The Nepalese operator Climbalaya also announced that five team members had reached the summit of Cho Oyu – including Dawa Yangzum Sherpa. For the renowned Nepalese mountain guide it was the 13th eight-thousander. The 33-year-old thus has a good chance of becoming Nepal’s first woman to scale all 14 eight-thousanders this fall. Cho Oyu and Shishapangma – this eight-thousander lies entirely on Tibetan ground – have reopened after three fall seasons in which they were closed to foreign expeditions because of COVID-19.
P.S.: I already told you months ago why I no longer participate in the debate about real or supposed “mountain records”, nor will I chase after each of these numbers. However, I mention Dawa Yangzum’s climb because of the political significance of her life’s work.
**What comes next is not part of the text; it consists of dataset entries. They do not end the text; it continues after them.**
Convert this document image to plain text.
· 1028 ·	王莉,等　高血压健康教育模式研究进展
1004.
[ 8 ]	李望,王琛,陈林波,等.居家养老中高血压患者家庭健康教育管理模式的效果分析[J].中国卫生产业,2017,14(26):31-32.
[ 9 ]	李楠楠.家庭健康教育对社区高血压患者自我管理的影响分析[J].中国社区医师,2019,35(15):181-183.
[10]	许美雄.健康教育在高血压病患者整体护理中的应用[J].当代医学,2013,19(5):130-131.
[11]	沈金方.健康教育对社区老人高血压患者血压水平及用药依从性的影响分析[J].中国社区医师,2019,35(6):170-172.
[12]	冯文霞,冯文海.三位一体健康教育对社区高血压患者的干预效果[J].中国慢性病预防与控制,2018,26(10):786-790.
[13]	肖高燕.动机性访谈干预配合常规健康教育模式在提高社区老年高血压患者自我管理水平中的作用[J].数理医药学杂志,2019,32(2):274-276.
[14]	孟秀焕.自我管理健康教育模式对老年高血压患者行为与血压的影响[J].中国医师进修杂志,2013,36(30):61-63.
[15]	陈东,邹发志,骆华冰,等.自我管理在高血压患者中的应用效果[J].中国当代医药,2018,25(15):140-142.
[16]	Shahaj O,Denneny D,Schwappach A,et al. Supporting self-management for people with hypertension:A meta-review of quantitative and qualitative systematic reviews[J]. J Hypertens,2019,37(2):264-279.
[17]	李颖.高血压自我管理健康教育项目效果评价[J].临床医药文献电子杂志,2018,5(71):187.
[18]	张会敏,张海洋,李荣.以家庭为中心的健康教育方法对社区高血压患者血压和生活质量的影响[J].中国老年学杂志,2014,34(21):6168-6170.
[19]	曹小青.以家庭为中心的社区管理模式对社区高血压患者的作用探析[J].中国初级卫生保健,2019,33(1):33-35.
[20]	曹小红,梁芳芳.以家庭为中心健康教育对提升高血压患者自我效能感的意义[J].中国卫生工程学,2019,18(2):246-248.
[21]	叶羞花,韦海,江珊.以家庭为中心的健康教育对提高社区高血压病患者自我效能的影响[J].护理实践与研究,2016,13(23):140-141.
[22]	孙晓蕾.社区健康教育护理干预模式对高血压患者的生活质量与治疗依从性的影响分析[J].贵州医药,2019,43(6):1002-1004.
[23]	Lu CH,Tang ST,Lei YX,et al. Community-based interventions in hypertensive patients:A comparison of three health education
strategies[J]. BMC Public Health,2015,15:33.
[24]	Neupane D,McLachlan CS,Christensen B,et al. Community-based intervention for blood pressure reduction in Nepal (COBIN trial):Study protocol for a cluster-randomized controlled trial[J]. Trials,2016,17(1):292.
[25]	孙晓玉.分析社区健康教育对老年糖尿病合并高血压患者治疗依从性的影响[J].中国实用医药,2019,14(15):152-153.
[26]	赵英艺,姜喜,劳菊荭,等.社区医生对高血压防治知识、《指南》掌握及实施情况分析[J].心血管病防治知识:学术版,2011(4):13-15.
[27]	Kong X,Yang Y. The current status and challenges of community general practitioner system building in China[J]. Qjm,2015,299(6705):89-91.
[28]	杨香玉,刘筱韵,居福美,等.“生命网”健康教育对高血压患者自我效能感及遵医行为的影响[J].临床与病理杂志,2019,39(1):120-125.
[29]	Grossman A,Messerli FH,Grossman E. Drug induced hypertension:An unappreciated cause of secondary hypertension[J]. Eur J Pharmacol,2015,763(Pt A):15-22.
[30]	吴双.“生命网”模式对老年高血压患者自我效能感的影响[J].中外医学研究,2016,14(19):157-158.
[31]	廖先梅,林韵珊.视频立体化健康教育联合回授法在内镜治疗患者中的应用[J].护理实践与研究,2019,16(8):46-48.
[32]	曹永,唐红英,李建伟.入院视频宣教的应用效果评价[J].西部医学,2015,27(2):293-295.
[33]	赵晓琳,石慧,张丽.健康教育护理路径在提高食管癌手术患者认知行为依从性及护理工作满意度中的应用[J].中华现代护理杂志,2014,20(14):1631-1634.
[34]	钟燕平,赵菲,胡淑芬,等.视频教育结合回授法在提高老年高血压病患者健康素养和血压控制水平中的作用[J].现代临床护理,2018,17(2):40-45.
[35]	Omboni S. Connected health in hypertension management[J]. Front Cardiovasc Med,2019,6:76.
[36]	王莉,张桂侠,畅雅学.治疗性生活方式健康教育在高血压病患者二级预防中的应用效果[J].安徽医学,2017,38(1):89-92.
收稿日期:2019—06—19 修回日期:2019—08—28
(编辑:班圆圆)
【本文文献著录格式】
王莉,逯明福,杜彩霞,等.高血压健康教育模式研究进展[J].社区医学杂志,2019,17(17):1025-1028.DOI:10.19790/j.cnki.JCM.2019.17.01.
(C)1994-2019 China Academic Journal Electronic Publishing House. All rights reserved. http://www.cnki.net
She has already done pioneering work as a mountain guide in her home country, not only for women’s mountaineering, but also for Nepalese women as a whole.
Update 3 October: Nirmal Purja also reached the summit of Cho Oyu with his Elite Exped team on Monday. In his own words, it was his 13th eight-thousander without bottled oxygen. Mingma Gyalje Sherpa claims the same for himself. Both are still missing Shishapangma in their collections without breathing mask – that could change next weekend.